Picking Winners, March Madness and Gambling
By Dian Vujovich
Picking a winner isn’t exactly easy. Nor does it seem to matter much whether you’re looking for a couple of stocks or mutual funds that will be financially rewarding or betting on the winning basketball team during March Madness season. Heck, even real estate investors who think they’ve got an edge by investing in something with Trump’s name on it can come up short as those who plunked down moola to be a part of the condo-hotel by the name of Trump International Hotel & Tower in Ft. Lauderdale have learned. It’s facing foreclosure.

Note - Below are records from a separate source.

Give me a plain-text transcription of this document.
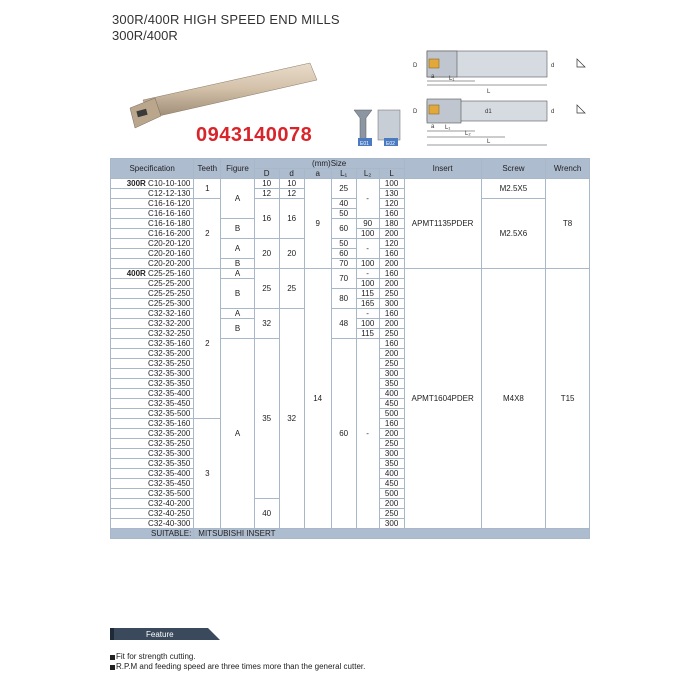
300R/400R HIGH SPEED END MILLS
300R/400R
0943140078	E01	E02
D	d
a L₁
L
D	d
d1
a L₁
L₂
L
Specification	Teeth	Figure	(mm)Size						Insert	Screw	Wrench
			D	d	a	L₁	L₂	L			
300R C10-10-100	1	A	10	10	9	25	-	100	APMT1135PDER	M2.5X5	T8
C12-12-130			12	12				130			
C16-16-120	2		16	16		40		120		M2.5X6	
C16-16-160						50		160			
C16-16-180		B				60	90	180			
C16-16-200							100	200			
C20-20-120		A	20	20		50	-	120			
C20-20-160						60		160			
C20-20-200		B				70	100	200			
400R C25-25-160	2	A	25	25	14	70	-	160	APMT1604PDER	M4X8	T15
C25-25-200		B					100	200			
C25-25-250						80	115	250			
C25-25-300							165	300			
C32-32-160		A	32	32		48	-	160			
C32-32-200		B					100	200			
C32-32-250							115	250			
C32-35-160		A	35			60	-	160			
C32-35-200								200			
C32-35-250								250			
C32-35-300								300			
C32-35-350								350			
C32-35-400								400			
C32-35-450								450			
C32-35-500								500			
C32-35-160	3							160			
C32-35-200								200			
C32-35-250								250			
C32-35-300								300			
C32-35-350								350			
C32-35-400								400			
C32-35-450								450			
C32-35-500								500			
C32-40-200			40					200			
C32-40-250								250			
C32-40-300								300			
SUITABLE:	MITSUBISHI INSERT										
Feature
Fit for strength cutting.
R.P.M and feeding speed are three times more than the general cutter.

But because the hope of a reward —any reward—seems to overshadow some of the obvious risks involved we keep going for it. Good for us. Good for the various markets —be they stock, bond, real estate or basketball pools.
Although there’s plenty of data about how investors and their investing behavior—for instance, they tend to sell their winning stocks and hold on to their losing ones– there’s also data about our sports gambling ways.
Here, from the Florida Council on Compulsive Gambling (www.gamblinghelp.org), is some data gleaned from sports’s betters whether they’re betting on the Super Bowl, Kentucky Derby or March Madness teams:
-Most (97 percent) are guys.
-54 percent have committed illegal acts (the average is 35 percent) and acts include larceny, fraud, embezzlement, etc.
-49 percent have problems at work due to their gambling.
-35 percent place their bets with bookies; 35 percent wager online.
-They’ve got debt—the average debt reported? $58,450.
-More than 10 percent of Americans participate in March Madness office pools.
If I were in an office, I’d probably be throwing in a few bucks to be a part of the March Madness pool if there was one. For that matter, I throw a buck here and there to the Florida Lottery and Power Ball when their pots get big enough to lure me even though I know from experience that my odds of winning are el-crappo.
So while I’ve heard that I’ve got a better chance of being hit by lightening, dieing from a snakebite, executed or killed by an asteroid than winning a lottery, I still try every now and then.
All of which sort of makes selling your winning stocks and holding on to your losers seem almost sensible.